Grafik ecdc 25.11.2020

Man kann das glauben oder nicht, aber auch der Augenschein wirkt. Bei der Betrachtung unserer heutigen Zahlen, schafft es Frankreich (16.282) mit einem rigiden Lockdown mit Ausgangssperren in etwa auf das Niveau von Großbritannien (18.213), Deutschland (22.609) und Italien (25852), was die täglichen Neuinfektionen angeht. Wir haben europaweit eine Infektionswelle, die in allen Ländern einen ähnlichen Verlauf aufweist, weitgehend unabhängig von den Maßnahmen, die getroffen wurden.

Wie schon im Frühjahr gibt es dramatischere und weniger dramatische Verläufe in den einzelnen Ländern, bei denen mehr oder weniger gegengesteuert wird.

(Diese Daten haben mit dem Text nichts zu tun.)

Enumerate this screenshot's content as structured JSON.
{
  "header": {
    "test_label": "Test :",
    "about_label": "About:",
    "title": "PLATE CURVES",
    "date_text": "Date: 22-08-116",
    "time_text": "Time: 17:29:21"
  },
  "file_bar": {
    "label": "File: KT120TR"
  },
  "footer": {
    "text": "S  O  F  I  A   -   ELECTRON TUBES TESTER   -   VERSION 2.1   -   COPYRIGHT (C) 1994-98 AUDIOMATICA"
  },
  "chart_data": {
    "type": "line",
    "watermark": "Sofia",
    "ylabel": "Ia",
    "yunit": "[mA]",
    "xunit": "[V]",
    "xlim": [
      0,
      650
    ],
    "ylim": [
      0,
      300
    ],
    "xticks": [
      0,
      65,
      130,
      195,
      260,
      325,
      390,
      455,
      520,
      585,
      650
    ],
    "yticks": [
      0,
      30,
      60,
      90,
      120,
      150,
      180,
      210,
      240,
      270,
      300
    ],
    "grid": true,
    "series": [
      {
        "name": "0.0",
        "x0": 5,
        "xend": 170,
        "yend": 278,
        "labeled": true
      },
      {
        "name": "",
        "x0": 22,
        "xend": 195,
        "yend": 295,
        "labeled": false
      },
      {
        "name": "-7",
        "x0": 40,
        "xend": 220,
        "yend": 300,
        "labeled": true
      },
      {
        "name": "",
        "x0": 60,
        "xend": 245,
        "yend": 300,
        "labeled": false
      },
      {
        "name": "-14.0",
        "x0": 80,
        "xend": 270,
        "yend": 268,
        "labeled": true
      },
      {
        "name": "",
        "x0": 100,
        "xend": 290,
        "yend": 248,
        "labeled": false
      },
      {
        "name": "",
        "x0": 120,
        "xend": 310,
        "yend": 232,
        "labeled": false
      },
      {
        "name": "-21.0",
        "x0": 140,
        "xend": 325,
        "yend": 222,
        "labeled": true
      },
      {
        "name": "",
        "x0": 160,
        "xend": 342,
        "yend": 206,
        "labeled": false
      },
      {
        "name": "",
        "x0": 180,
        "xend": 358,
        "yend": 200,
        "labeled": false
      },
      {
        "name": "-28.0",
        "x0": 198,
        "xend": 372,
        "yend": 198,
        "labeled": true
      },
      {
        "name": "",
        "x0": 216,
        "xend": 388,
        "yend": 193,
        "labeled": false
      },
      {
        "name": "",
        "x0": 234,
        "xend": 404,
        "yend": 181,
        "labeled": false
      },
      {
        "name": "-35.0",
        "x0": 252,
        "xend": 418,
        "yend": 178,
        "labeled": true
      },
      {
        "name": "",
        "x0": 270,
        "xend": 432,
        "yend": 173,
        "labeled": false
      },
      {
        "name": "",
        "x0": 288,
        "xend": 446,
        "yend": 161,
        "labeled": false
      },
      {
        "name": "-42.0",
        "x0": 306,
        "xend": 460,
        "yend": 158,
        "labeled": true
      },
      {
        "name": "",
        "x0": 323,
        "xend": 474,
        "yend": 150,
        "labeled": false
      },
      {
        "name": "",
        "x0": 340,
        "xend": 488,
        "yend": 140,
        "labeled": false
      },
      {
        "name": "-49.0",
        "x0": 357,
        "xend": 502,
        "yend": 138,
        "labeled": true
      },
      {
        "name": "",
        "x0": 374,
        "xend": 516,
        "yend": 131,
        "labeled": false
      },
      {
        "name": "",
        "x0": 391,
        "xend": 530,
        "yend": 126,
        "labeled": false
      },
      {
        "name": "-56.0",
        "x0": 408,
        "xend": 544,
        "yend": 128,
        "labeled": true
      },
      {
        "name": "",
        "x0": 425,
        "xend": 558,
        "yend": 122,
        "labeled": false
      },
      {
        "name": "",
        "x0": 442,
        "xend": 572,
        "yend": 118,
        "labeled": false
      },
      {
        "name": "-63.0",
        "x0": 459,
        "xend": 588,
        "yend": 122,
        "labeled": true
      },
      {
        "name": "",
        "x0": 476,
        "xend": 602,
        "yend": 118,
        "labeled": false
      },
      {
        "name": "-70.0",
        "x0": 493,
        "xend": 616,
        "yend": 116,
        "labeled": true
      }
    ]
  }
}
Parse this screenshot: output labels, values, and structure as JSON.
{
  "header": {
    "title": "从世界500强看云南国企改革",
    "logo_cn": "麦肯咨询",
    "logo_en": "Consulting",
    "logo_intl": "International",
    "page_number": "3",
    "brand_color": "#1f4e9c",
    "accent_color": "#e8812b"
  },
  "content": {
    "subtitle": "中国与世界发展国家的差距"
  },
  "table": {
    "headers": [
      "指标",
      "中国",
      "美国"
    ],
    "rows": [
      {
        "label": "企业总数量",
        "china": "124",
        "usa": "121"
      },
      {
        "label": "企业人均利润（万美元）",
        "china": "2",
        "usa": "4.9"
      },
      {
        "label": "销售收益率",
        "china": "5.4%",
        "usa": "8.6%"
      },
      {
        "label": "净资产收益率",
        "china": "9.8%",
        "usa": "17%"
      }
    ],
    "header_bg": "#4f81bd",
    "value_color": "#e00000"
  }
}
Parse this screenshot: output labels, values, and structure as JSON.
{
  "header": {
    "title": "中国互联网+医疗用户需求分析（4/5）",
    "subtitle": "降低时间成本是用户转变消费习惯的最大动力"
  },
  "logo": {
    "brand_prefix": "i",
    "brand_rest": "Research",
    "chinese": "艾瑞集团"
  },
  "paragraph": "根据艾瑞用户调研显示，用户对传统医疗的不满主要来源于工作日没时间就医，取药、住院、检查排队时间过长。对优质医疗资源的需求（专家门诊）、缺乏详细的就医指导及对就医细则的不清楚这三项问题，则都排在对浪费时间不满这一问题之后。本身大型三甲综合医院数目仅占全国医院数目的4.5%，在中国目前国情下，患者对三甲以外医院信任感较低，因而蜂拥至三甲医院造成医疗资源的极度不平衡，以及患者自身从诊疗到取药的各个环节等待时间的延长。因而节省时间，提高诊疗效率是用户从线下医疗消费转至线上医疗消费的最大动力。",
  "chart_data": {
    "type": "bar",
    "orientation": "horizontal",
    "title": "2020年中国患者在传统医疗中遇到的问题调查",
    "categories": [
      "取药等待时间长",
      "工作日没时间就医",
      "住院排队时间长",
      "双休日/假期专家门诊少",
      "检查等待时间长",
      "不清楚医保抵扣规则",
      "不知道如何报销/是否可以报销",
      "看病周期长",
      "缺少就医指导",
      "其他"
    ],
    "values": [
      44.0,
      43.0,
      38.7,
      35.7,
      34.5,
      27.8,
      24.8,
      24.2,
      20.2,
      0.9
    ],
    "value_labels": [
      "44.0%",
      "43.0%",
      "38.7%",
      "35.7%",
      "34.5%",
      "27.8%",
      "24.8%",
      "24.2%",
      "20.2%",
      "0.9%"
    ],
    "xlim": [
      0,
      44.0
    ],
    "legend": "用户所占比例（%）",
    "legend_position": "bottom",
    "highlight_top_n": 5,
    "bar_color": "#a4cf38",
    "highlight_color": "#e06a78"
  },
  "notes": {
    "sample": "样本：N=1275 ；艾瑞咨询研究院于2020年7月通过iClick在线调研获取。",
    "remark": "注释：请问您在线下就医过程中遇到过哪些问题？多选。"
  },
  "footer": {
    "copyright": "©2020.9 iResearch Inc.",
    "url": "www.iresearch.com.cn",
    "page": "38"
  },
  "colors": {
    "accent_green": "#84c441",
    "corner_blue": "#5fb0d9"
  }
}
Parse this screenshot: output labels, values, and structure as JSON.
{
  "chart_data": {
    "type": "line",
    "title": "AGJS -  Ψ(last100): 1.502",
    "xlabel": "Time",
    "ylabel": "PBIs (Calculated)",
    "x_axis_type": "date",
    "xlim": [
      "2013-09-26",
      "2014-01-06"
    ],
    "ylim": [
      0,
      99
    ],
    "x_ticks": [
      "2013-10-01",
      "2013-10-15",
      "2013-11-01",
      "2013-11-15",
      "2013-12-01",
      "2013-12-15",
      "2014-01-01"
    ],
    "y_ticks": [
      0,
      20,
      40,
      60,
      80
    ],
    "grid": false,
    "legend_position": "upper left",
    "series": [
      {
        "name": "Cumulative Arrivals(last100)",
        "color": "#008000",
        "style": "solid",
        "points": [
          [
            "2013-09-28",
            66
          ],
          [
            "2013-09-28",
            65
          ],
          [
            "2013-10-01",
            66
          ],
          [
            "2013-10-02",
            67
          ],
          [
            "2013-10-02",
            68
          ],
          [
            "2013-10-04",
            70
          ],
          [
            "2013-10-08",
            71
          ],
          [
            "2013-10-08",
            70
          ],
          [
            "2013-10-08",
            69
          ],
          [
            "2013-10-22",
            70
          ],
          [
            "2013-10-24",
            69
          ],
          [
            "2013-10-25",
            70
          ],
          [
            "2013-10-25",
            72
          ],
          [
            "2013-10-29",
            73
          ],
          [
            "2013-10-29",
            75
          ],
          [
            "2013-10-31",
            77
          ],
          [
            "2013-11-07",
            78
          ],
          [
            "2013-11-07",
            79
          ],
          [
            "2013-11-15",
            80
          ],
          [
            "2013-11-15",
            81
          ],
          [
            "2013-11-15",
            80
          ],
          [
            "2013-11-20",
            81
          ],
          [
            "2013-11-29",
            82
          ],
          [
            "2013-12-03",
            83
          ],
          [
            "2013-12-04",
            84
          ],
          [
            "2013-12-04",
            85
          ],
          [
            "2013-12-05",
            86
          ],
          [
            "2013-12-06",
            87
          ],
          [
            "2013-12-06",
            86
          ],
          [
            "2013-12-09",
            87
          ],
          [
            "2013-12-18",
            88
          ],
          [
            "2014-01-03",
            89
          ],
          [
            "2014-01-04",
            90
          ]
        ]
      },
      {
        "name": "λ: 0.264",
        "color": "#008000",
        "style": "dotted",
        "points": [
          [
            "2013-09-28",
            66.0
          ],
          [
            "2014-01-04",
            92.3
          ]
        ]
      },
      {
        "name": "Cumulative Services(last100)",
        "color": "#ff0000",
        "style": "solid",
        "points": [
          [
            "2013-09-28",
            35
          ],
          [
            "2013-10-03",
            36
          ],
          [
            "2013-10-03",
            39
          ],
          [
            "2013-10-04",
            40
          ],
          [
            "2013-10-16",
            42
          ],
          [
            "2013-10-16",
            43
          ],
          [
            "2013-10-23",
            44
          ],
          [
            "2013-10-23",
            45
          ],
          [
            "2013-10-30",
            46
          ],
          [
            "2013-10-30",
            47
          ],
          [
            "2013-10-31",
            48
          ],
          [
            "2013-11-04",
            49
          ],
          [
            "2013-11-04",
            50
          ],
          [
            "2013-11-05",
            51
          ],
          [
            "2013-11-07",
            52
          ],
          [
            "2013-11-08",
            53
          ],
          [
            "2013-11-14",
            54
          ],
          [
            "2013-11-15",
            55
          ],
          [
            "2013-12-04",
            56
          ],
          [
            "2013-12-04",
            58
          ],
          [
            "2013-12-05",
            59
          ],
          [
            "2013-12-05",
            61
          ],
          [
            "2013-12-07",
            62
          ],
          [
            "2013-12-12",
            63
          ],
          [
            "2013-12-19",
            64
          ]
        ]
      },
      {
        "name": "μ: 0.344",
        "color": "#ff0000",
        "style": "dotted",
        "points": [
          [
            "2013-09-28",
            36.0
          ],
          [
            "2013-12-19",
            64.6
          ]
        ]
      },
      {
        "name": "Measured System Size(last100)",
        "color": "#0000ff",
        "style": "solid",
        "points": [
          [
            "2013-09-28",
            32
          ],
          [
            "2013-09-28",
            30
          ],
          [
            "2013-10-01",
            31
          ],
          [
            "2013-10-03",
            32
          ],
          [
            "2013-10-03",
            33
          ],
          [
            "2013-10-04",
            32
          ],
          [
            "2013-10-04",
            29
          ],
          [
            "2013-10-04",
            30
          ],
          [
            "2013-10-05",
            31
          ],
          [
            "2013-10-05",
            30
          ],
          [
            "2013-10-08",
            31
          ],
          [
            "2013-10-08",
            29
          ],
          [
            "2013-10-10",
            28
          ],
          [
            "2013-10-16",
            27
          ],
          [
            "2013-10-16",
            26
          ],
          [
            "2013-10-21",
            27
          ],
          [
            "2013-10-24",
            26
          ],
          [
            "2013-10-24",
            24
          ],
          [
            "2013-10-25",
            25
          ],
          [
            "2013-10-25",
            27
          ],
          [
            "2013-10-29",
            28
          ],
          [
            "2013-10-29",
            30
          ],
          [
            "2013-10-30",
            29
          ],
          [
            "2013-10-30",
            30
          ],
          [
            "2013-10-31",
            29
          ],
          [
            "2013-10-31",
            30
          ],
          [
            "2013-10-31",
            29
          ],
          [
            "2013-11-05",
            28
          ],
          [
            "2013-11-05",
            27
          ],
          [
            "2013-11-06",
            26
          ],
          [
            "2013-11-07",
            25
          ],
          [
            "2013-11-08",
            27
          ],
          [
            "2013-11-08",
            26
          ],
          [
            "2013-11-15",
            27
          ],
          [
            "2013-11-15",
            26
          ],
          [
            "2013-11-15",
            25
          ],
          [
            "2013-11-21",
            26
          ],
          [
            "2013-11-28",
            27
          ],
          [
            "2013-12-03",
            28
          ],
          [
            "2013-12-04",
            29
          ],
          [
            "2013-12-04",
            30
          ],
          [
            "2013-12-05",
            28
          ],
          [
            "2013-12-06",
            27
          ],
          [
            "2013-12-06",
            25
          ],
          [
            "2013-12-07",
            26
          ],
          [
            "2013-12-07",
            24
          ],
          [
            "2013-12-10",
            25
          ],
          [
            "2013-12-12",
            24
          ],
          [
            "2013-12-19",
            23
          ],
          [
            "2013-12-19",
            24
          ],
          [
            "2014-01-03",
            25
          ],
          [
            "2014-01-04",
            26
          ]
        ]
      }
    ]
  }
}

Aber die Welle bleibt europaweit dieselbe. Nach einem Anstieg folgt ein Abfall. Überall!

Natürlich kann man das als Folge der sehr unterschiedlichen Maßnahmen, die getroffen wurden, interpretieren. Aber das fällt dann eindeutig unter das Kapitel: „Kontroll-Illusion“ über die es umfangreiche wissenschaftliche Literatur gibt. Die Kontrollillusion ist eine der psychologischen Voreinstellungen, die gut untersucht sind und beim menschlichen Faktor quasi immer mitspielt, auch wenn einfach nur gewürfelt wird.

In Bezug auf Corona unterliegen wir ganz sicher einer ständigen und unreflektierten Kontrollillusion. Das zuzugeben, ist politisch nicht opportun, aber für unsere Gesellschaften überlebenswichtig. Denn so eingreifende Maßnahmen, wie wir sie in Europa erleben, kann man nur rechtfertigen, wenn sie auch wirklich wirksam sind.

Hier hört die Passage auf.